РЕВЕККА. Отсюда я никого не вижу. Но нет сомнения, что на замок наступают и с других сторон. Кажется, они теперь двинулись вперёд. Приближаются… Боже, помилуй нас! Какое страшное зрелище! Те, что идут впереди, несут огромные щиты и дощатые заграждения. Остальные следуют за ними, на ходу натягивая луки. Вот они подняли луки… Бог Моисеев, прости сотворённых тобою!

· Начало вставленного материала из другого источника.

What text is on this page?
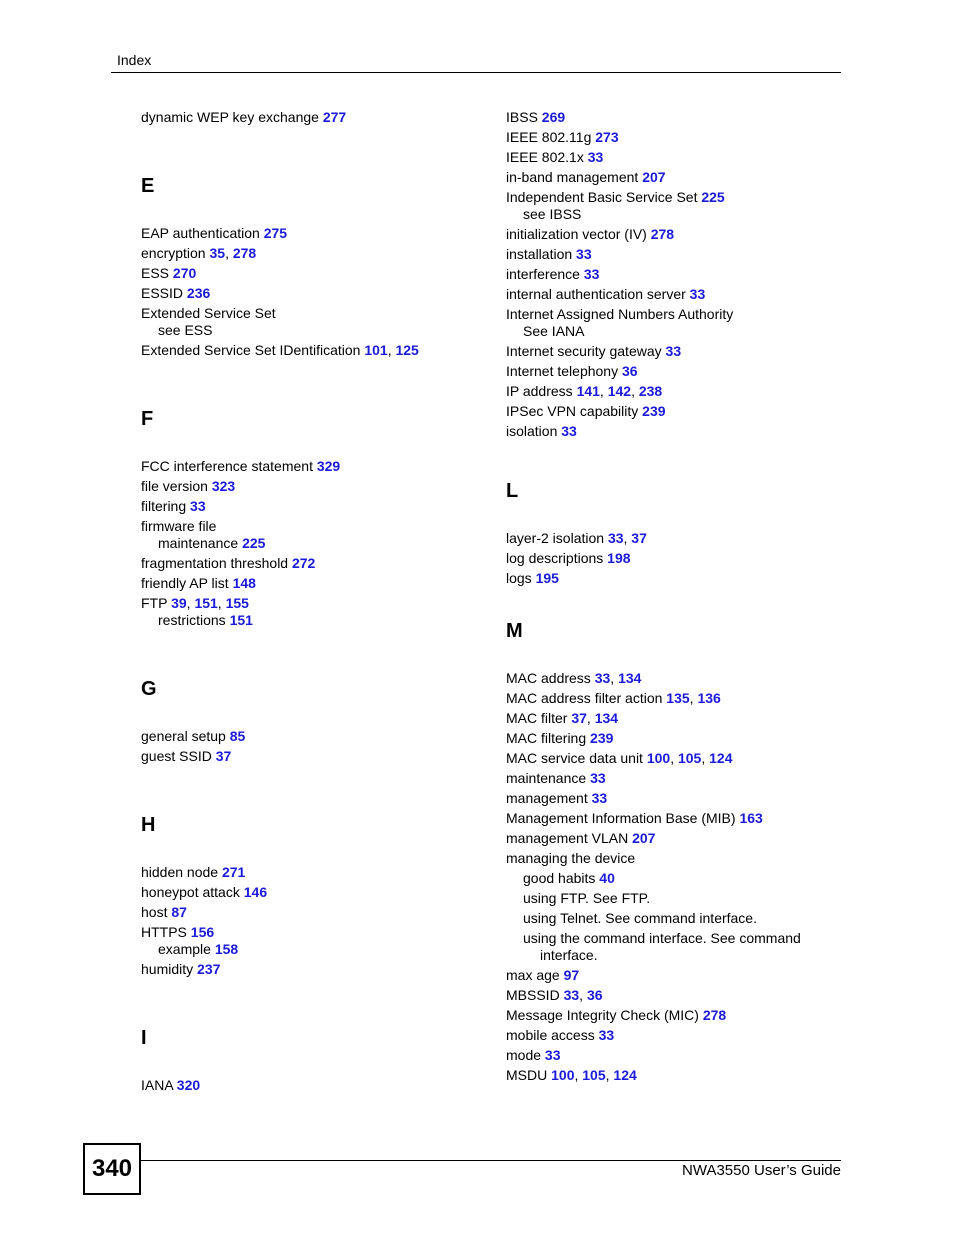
Index
dynamic WEP key exchange 277
E
EAP authentication 275
encryption 35, 278
ESS 270
ESSID 236
Extended Service Set
see ESS
Extended Service Set IDentification 101, 125
F
FCC interference statement 329
file version 323
filtering 33
firmware file
maintenance 225
fragmentation threshold 272
friendly AP list 148
FTP 39, 151, 155
restrictions 151
G
general setup 85
guest SSID 37
H
hidden node 271
honeypot attack 146
host 87
HTTPS 156
example 158
humidity 237
I
IANA 320
IBSS 269
IEEE 802.11g 273
IEEE 802.1x 33
in-band management 207
Independent Basic Service Set 225
see IBSS
initialization vector (IV) 278
installation 33
interference 33
internal authentication server 33
Internet Assigned Numbers Authority
See IANA
Internet security gateway 33
Internet telephony 36
IP address 141, 142, 238
IPSec VPN capability 239
isolation 33
L
layer-2 isolation 33, 37
log descriptions 198
logs 195
M
MAC address 33, 134
MAC address filter action 135, 136
MAC filter 37, 134
MAC filtering 239
MAC service data unit 100, 105, 124
maintenance 33
management 33
Management Information Base (MIB) 163
management VLAN 207
managing the device
good habits 40
using FTP. See FTP.
using Telnet. See command interface.
using the command interface. See command
interface.
max age 97
MBSSID 33, 36
Message Integrity Check (MIC) 278
mobile access 33
mode 33
MSDU 100, 105, 124
340	NWA3550 User’s Guide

Ревека отпрянула от окна. Осаждающие пронзительно затрубили в рог, со стен зазвучали норманнские трубы и литавры. Яростные крики раздавались и со стороны осаждающих, и со стороны осажденных. Затем раздался свист многих стрел и метательных снарядов. Ревекка, припав на колени, безмолвно молилась.

УИЛФРЕД. А я должен тут лежать недвижимо, точно расслабленный монах, пока другие ведут игру, от которой зависит моя свобода или смерть! Посмотри опять в окно, добрая девушка, только осторожно, чтобы стрелки тебя не приметили! Выгляни и скажи мне, идут ли они на приступ?

РЕВЕККА. (Заняла место у окна, прикрывшись щитом). Я вижу только тучу летящих стрел. Они мелькают так часто, что у меня рябит в глазах, и я не могу рассмотреть самих стрелков.

УИЛФРЕД. Это не может продолжаться долго. Не многого достигнешь с помощью одних луков да стрел против каменных стен и башен. Посмотри, прекрасная Ревекка, где теперь Чёрный Рыцарь и как он себя ведёт, потому что каков предводитель, такова будет и его дружина.

РЕВЕККА. Я что-то не вижу его.

УИЛФРЕД. Подлый трус! Неужели он бросил руль, когда буря разыгралась?

РЕВЕККА. Нет, он не отступает, не отступает! Вот он, я его вижу: он ведёт отряд к внешней ограде передовой башни. Они валят столбы и частоколы, рубят ограду топорами. Высокие чёрные перья развеваются на его шлеме над толпой, словно ворон над ратным полем. Они прорубили брешь в ограде… ворвались… Их оттеснили назад. Во главе защитников барон Фрон де Беф. Его громадная фигура высится среди толпы… Опять бросились на брешь и дерутся врукопашную… Бог Иакова! Точно два бешенных потока встретились и смешались! Два океана, движимых противными ветрами! (Отвернулась от окна, не в силах выносить столь страшное зрелище)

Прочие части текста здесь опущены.